U.S.-made systems will be made more competitive by building "exportability into design and development, expanding support for non-Program of Record systems, and by incentivizing increased production capacity and timely delivery," according to the document. Agencies will also work to update policy and regulatory frameworks like the International Traffic in Arms Regulations, it states.
Meanwhile, U.S. government officials will do more to promote foreign sales of U.S. equipment and "exploring mechanisms to reduce financial barriers to the procurement of American defense goods and services," the fact sheet states. However, the United States will also ensure policies like offset requirements do not put American jobs at risk, the document continues.
Finally, the U.S. government is also expected to establish time lines and milestones for conventional arms transfers, according to the fact sheet.
The Aerospace Industries Association praised the implementation plan in a statement.

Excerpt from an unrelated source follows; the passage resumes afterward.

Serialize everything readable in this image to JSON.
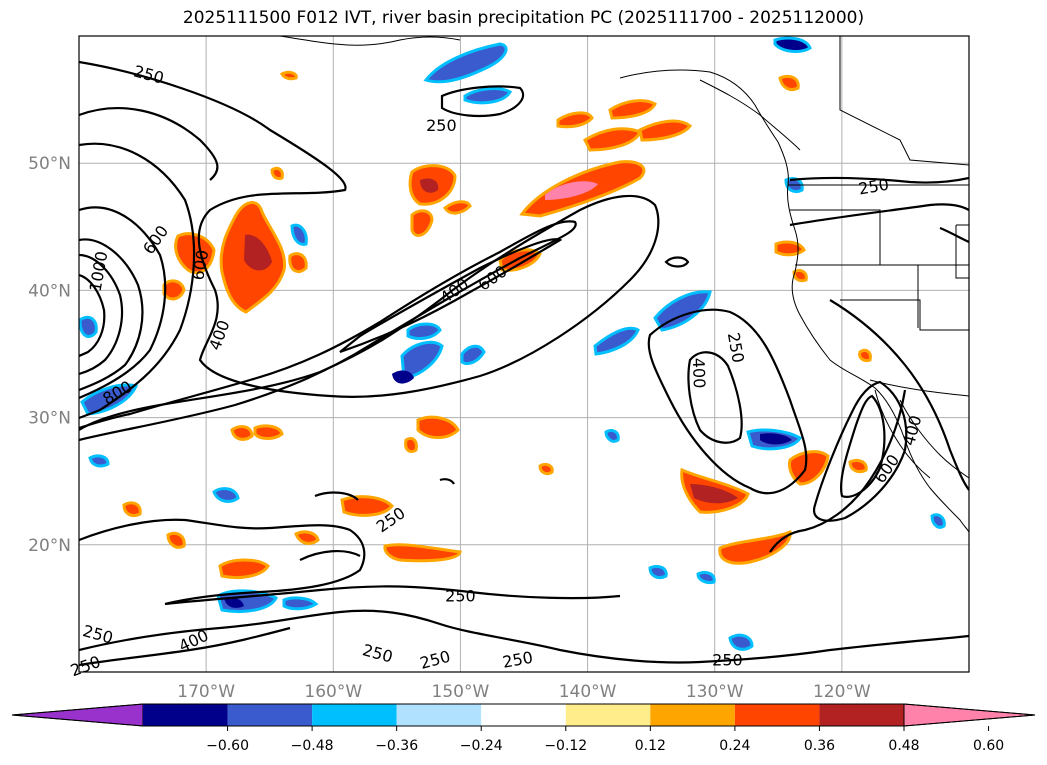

"We are gratified to see our recommendations for strategic focus, whole of government coordination, and enhanced accountability feature prominently in the newly released CAT Policy implementation plan," AIA President Eric Fanning said. "It is absolutely essential for our government and our industry to get to the right answers on defense trade with our allies sooner, so that we can continue to 'outpartner' our adversaries. Going forward we commit to expanding our already robust dialogue and partnership with the government's security cooperation enterprise to sustain and grow the competitiveness of U.S. defense exports."